The forward function is also straightforward except that fc3 produces several outputs, one is the result, which is fed into another layer, but the other two outputs are the gate loss value, the other being the expert count.

We’re capturing and logging the gate loss along with other run metrics and losses.

Deepspeed initialization

Initializing deepspeed involves setting up a model_engine, optimizer and trainloader, this is where our distinct configuration options are used and we get objects that can be used in a distributed training environment with a normal training loop (we’ll see that below).

Training

The training loop is standard but is using the deepspeed components that we initialized earlier which will allow us to perform distributed training across machines or local GPUs.

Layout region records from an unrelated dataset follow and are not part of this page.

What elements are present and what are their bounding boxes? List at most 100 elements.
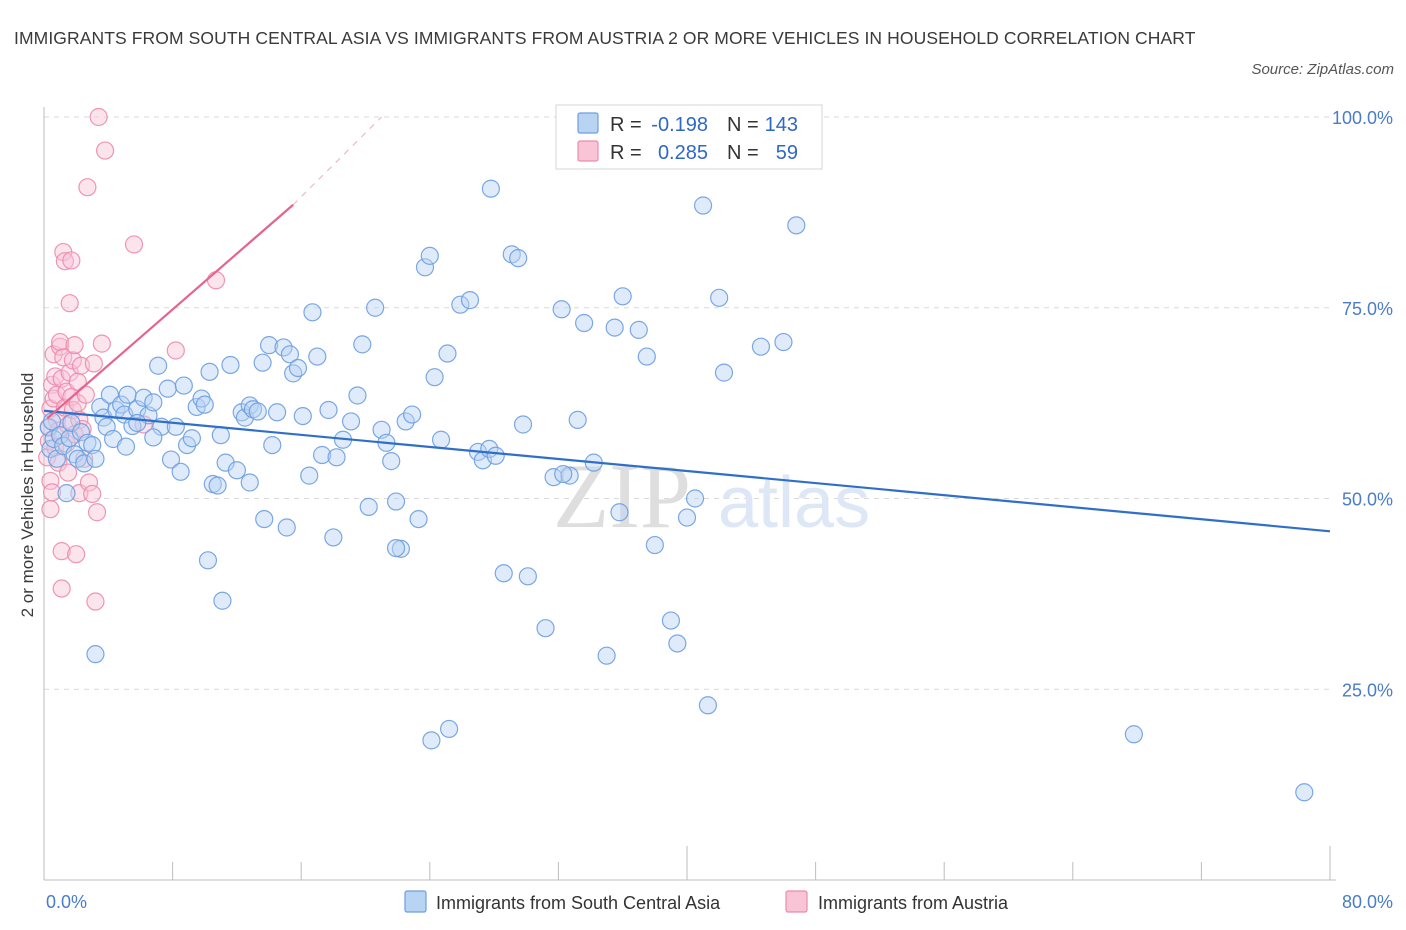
south-central-asia-point-141 [255, 510, 274, 529]
south-central-asia-point-80 [386, 492, 406, 511]
stats-box [555, 104, 823, 170]
austria-point-55 [124, 235, 144, 254]
stats-pink-n-value: 59 [776, 142, 798, 164]
south-central-asia-point-59 [274, 338, 293, 357]
south-central-asia-point-57 [263, 435, 282, 455]
south-central-asia-point-109 [605, 318, 624, 337]
south-central-asia-point-83 [403, 405, 422, 424]
austria-point-28 [59, 463, 78, 482]
austria-point-19 [52, 542, 71, 561]
south-central-asia-point-72 [341, 412, 361, 431]
south-central-asia-point-140 [144, 428, 163, 447]
south-central-asia-point-117 [685, 489, 705, 508]
south-central-asia-point-30 [144, 393, 163, 412]
stats-blue-n-label: N = [727, 114, 759, 136]
stats-pink-r-label: R = [610, 142, 642, 164]
watermark-zip: ZIP [553, 445, 691, 547]
south-central-asia-point-14 [78, 433, 97, 452]
austria-point-36 [65, 336, 84, 355]
south-central-asia-point-139 [128, 413, 147, 433]
austria-point-4 [41, 471, 60, 491]
south-central-asia-point-68 [319, 400, 338, 420]
south-central-asia-point-127 [213, 591, 232, 610]
austria-point-31 [62, 251, 81, 270]
austria-point-43 [73, 419, 92, 439]
south-central-asia-point-122 [751, 337, 771, 356]
south-central-asia-point-118 [693, 196, 713, 215]
south-central-asia-point-42 [195, 395, 214, 414]
south-central-asia-point-55 [253, 353, 272, 372]
austria-point-23 [55, 252, 74, 271]
south-central-asia-point-134 [554, 464, 573, 484]
south-central-asia-point-113 [645, 535, 664, 555]
austria-point-49 [84, 354, 103, 373]
austria-point-17 [50, 332, 70, 352]
south-central-asia-point-111 [629, 320, 648, 339]
south-central-asia-point-103 [552, 300, 571, 319]
south-central-asia-point-121 [714, 363, 734, 382]
south-central-asia-point-104 [560, 466, 579, 485]
south-central-asia-point-35 [166, 417, 185, 436]
south-central-asia-point-73 [348, 386, 367, 405]
south-central-asia-point-74 [353, 335, 372, 354]
south-central-asia-point-86 [420, 246, 439, 265]
south-central-asia-point-105 [568, 410, 587, 430]
series-austria-points [38, 107, 226, 611]
stats-legend: R = -0.198 N = 143 R = 0.285 N = 59 [555, 104, 823, 170]
south-central-asia-point-65 [303, 303, 322, 322]
stats-blue-swatch [577, 112, 599, 134]
stats-pink-swatch [577, 140, 599, 162]
south-central-asia-point-12 [71, 423, 91, 442]
legend-pink-swatch [785, 890, 808, 913]
y-tick-label-1: 75.0% [1342, 299, 1393, 319]
south-central-asia-point-54 [248, 402, 267, 421]
south-central-asia-point-128 [198, 551, 218, 570]
x-tick-label-0: 0.0% [46, 892, 87, 912]
south-central-asia-point-99 [513, 415, 533, 434]
south-central-asia-point-131 [386, 538, 406, 558]
south-central-asia-point-56 [259, 336, 279, 355]
legend-blue-swatch [404, 890, 427, 913]
south-central-asia-point-115 [668, 634, 687, 653]
south-central-asia-point-53 [243, 400, 263, 419]
south-central-asia-point-120 [710, 288, 729, 307]
south-central-asia-point-9 [62, 413, 81, 433]
south-central-asia-point-37 [174, 376, 193, 395]
austria-point-20 [52, 579, 71, 598]
south-central-asia-point-58 [267, 403, 287, 422]
x-tick-labels: 0.0% 80.0% [46, 892, 1393, 912]
stats-pink-r-value: 0.285 [658, 142, 708, 164]
south-central-asia-point-45 [208, 476, 227, 495]
south-central-asia-point-63 [293, 406, 312, 426]
south-central-asia-point-61 [284, 364, 303, 383]
austria-point-30 [60, 294, 79, 313]
south-central-asia-point-79 [382, 452, 401, 471]
trend-line-south-central-asia [43, 409, 1331, 533]
south-central-asia-point-133 [439, 719, 459, 739]
south-central-asia-point-88 [431, 430, 451, 449]
austria-point-16 [50, 337, 70, 356]
south-central-asia-point-125 [1124, 725, 1143, 744]
south-central-asia-point-90 [451, 295, 470, 314]
south-central-asia-point-27 [128, 400, 147, 419]
south-central-asia-point-123 [774, 332, 793, 352]
south-central-asia-point-26 [123, 416, 142, 436]
y-tick-label-0: 100.0% [1332, 108, 1393, 128]
south-central-asia-point-132 [422, 731, 441, 750]
austria-point-50 [86, 592, 105, 611]
south-central-asia-point-60 [280, 345, 300, 364]
stats-blue-n-value: 143 [765, 114, 798, 136]
south-central-asia-point-124 [787, 216, 806, 235]
series-south-central-asia-points [39, 179, 1314, 802]
trend-line-austria-extension [292, 116, 382, 206]
austria-point-52 [89, 107, 108, 127]
south-central-asia-point-76 [366, 298, 385, 317]
austria-point-6 [42, 483, 62, 502]
south-central-asia-point-39 [182, 429, 201, 448]
south-central-asia-point-15 [83, 435, 102, 455]
y-tick-labels: 100.0% 75.0% 50.0% 25.0% [1332, 108, 1393, 700]
south-central-asia-point-112 [637, 347, 656, 366]
south-central-asia-point-116 [677, 508, 697, 527]
austria-point-57 [166, 341, 185, 360]
south-central-asia-point-75 [359, 497, 378, 516]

The optimizer and LR schedule are bundled in the model engine object, hence it being used for producing inferences and being called for optimization or training.

Finally, we assess accuracy, which for this model is not very good. Now that we have a basic implementation that trains fast and isn’t very unorthodox or verbose, we can apply some of this to a more sophisticated architecture and see the commonalities and differences with a Resnet model for CIFAR.

MoE ResNet

In this notebook we’ll take the same implementation but applying the ResNet architecture to the problem, we can see much of the code holds steady, but we’re going to modify the model architecture.

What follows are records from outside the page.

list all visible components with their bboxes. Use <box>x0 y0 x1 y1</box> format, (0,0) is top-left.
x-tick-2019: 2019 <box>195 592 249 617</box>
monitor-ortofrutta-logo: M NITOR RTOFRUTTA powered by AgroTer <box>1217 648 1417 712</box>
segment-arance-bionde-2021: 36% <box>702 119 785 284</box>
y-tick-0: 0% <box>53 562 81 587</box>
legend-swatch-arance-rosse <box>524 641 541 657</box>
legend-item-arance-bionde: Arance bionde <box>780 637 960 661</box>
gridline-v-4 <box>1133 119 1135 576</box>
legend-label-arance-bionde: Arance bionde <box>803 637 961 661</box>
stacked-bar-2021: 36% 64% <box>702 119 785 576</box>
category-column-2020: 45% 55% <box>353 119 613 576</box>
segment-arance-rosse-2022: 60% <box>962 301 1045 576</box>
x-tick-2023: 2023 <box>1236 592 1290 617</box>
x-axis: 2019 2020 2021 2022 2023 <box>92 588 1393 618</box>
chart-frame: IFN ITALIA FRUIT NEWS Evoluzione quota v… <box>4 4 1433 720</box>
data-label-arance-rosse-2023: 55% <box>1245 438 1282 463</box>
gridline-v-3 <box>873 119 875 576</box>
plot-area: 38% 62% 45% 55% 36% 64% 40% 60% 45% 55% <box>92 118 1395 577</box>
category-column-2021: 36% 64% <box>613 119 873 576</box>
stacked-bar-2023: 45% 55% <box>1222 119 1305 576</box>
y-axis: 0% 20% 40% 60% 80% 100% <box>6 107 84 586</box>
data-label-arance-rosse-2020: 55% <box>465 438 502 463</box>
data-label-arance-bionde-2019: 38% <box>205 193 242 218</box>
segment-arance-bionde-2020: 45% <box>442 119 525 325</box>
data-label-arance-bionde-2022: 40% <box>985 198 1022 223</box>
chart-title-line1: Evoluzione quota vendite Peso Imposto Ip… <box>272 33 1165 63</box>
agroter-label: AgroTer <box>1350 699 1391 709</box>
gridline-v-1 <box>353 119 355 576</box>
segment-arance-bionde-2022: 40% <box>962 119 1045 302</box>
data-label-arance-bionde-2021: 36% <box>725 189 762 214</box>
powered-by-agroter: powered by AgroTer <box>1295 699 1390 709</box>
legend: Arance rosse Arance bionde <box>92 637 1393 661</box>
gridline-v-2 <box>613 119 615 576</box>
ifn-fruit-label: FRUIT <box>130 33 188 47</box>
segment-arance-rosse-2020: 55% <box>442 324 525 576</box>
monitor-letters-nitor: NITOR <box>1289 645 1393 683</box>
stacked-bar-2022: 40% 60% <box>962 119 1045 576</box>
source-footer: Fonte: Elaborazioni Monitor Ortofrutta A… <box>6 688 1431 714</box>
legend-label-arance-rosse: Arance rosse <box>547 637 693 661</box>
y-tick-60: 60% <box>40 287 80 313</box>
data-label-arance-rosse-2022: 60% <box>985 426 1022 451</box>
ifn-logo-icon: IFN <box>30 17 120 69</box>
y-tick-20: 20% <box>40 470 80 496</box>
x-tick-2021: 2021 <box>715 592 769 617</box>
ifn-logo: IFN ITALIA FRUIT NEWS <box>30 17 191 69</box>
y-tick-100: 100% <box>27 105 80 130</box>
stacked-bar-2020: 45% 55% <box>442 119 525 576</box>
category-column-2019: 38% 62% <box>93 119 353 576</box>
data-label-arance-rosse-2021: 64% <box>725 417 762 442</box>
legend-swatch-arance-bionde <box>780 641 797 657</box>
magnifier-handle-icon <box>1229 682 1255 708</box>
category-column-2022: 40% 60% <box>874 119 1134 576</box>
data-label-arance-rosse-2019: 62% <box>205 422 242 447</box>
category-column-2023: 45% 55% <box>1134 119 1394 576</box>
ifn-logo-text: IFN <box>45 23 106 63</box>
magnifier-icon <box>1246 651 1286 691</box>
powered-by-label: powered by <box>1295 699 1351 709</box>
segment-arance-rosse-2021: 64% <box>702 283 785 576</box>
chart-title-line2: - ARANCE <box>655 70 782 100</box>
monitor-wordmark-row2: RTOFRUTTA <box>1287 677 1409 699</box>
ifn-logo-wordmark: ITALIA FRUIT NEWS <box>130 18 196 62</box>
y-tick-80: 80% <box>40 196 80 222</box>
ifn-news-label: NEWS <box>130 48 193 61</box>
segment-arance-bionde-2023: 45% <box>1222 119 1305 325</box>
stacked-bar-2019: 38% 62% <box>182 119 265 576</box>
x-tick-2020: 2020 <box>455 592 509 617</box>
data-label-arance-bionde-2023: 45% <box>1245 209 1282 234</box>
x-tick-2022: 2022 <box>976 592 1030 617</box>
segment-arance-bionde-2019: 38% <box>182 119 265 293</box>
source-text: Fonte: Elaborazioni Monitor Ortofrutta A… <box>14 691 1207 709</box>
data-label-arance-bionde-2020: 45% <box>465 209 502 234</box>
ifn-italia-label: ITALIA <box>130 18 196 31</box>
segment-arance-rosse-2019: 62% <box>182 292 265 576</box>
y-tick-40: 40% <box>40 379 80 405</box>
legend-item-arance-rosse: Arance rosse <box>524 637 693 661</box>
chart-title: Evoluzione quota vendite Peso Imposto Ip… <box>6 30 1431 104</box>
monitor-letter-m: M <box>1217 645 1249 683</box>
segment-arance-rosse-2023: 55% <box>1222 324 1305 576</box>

There are two notes; the MoE layer we’re using manages the input and output sizes of our network. I am going to experiment with the experts receiving minimal pre-processing so we need to flatten our images and set the hidden_size (input and output dimensions) of our MoE layer to the image feature length (channels * height * width);

This is a quick and dirty way for us to not hard code the image attributes.

Now we’ll implement our ResNet, reusing the custom block we defined. This network is a

We’ll use the residual block defined earlier in the script to build a ResNet34 implementation. This model is mostly unremarkable except that it reshapes the image at the beginning of the forward pass, ensuring it is not a flattened tensor;

x = torch.reshape(x, (-1, self.channels, self.height, self.height))

This layer is reshaping because this module is a module within our larger network;

Here the resnet layers act as parameters for the moe, receiving a flattened view of the images and outputting a flattened view of the same size from the final dense layer in the network. That’s connected to a fully connected layer that outputs our 10 classes.

We can see the similarities (most of the notebook) with the simpler implementation, here most of the parameters for the model are duplicated in experts, whereas only about a layer was previously.

So this network is instantiated repeatedly based on how many experts we’ve flagged in our configuation.

Parallel Networks

Here, we’re making the ResNet architecture into a script we can launch from the command line.

So far we haven’t taken much advantage of the Mixture of Experts architecture; all the training has taken place on a single GPU in the machine. If we really scale our Experts, to 40 say, we’ll run out of memory on the GPU.

Now we’ll use Deepspeed to launch the training and use a script which is very similar to our ResNet notebook. If using an NC24 it has 4 GPUs; we can scale our Expert network to 40 Experts with 10 running on each GPU.

This is governed by 3 parameters, the dist_world_size, which is discovered by deepspeed runtime, the “ — ep-world-size” which governs how many experts run on a given GPU, and “ — num-experts”, which governs how many experts we have in total.

For this run we have 4 GPUs with 10 parallel experts and 40 experts configured.

To launch a distributed run we need to activate the kernel we’ve been using;

source activate azureml_py38_PT_TF

then;

deepspeed cifar_distributed_resnet.py

This will kick off our run which will log to an AzureML experiment, allowing us to track metrics across the ranks.

This network converges and takes several hours to train;

The accuracy is still useless and terrible but I suppose we’ve demonstrated the approach.